The Office of the State Superintendent of Education identified 24 classrooms with unusual numbers of incorrect answers erased and changed to the correct ones, or with unusually high test score gains on the D.C. Comprehensive Assessment System tests. DCPS flagged 36 classrooms using different formulas. The 60 DCPS classrooms to be investigated are spread across 30 schools, and represent 5 percent of all classrooms the DC CAS was administered to in 2011.
In 2010, OSSE asked Caveon Test Security to investigate 18 classrooms. Three of those DCPS classrooms saw their scores thrown out for suspected or confirmed cheating. One teacher was fired, while two left the school system.

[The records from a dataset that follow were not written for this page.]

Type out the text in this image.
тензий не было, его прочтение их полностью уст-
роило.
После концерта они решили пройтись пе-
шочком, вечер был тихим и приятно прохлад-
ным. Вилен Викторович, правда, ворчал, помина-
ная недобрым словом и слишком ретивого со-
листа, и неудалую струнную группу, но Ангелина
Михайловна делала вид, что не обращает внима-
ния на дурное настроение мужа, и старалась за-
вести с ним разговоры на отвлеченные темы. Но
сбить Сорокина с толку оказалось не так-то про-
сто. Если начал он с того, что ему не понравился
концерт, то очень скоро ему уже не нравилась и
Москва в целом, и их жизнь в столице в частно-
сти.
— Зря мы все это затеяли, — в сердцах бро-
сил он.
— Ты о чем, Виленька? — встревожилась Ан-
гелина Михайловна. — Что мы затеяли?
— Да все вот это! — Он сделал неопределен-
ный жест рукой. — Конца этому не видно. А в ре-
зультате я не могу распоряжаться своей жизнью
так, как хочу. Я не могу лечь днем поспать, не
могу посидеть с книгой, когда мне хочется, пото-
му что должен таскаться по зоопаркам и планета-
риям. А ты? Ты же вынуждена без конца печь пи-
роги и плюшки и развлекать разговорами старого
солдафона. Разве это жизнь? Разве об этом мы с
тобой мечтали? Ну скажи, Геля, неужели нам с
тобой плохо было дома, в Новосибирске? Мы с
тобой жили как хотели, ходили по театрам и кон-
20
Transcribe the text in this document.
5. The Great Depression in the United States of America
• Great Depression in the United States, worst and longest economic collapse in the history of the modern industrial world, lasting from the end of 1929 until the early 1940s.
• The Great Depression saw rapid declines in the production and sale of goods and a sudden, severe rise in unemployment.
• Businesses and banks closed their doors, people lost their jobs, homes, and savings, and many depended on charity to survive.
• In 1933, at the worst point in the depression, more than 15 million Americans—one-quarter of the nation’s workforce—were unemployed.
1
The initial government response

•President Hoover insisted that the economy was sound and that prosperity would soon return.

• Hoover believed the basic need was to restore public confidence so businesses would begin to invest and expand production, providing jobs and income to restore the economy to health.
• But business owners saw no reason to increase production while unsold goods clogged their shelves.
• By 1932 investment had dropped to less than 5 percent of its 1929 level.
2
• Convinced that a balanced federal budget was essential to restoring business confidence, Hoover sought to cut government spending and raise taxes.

"Even one example of impropriety poses a threat to the hard, demanding work that each and every one of our employees puts in on a daily basis," said Cate Swinburn, DCPS chief of data and accountability. "But we in no way should jump to conclusions -- an investigator's presence in a particular school or in [a] particular classroom over the next few months is not an indictment. ..."
A new firm will replace Caveon as the auditor of whether testing irregularities add up to cheating.

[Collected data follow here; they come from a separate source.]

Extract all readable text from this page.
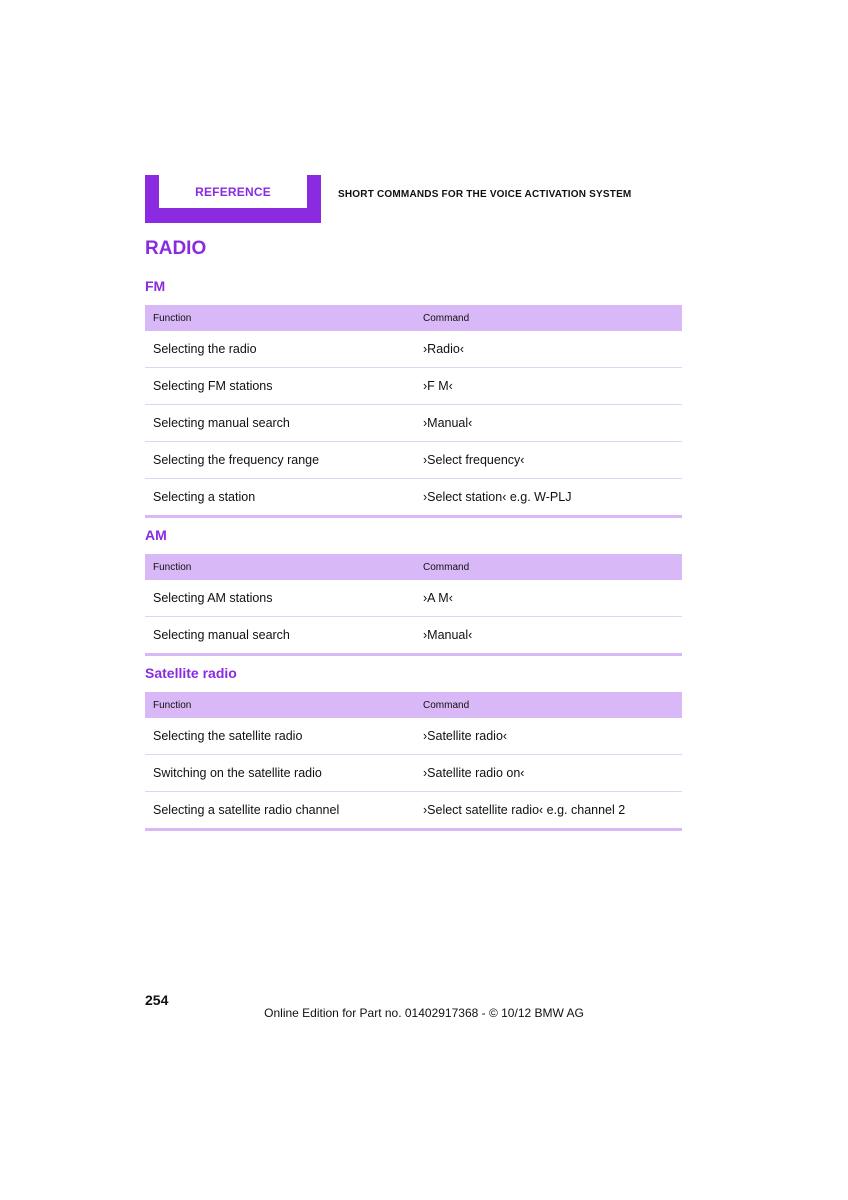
REFERENCE	SHORT COMMANDS FOR THE VOICE ACTIVATION SYSTEM
RADIO
FM
Function	Command
Selecting the radio	›Radio‹
Selecting FM stations	›F M‹
Selecting manual search	›Manual‹
Selecting the frequency range	›Select frequency‹
Selecting a station	›Select station‹ e.g. W-PLJ
AM
Function	Command
Selecting AM stations	›A M‹
Selecting manual search	›Manual‹
Satellite radio
Function	Command
Selecting the satellite radio	›Satellite radio‹
Switching on the satellite radio	›Satellite radio on‹
Selecting a satellite radio channel	›Select satellite radio‹ e.g. channel 2
254
Online Edition for Part no. 01402917368 - © 10/12 BMW AG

Global firm Alvarez & Marsal, selected by OSSE, will investigate the classrooms and report back on any confirmed instances of cheating.
OSSE spokesman Marc Caposino said he could not comment on why OSSE recommended a new firm. "I believe it has something to do with the process of vendors that weren't selected, that's why we can't comment," he said.
DCPS officials said they supported OSSE's recommendation.
John Fremer, president of Caveon, said he was unsure why D.C. was moving in a different direction. Fremer said he had been misquoted in reports claiming that DCPS only let Caveon do a shallow probe; rather, he said, his firm had done everything possible.
Local political analyst Chuck Thies said the city was replacing Caveon because the public still believes cheating in D.C. schools hasn't been investigated thoroughly enough.
"This is politics and this is public relations, and sacrificial lambs are a part of the business," Thies said. "If [Caveon is] getting thrown under the bus and losing business from the District, well, they're a casualty of this war."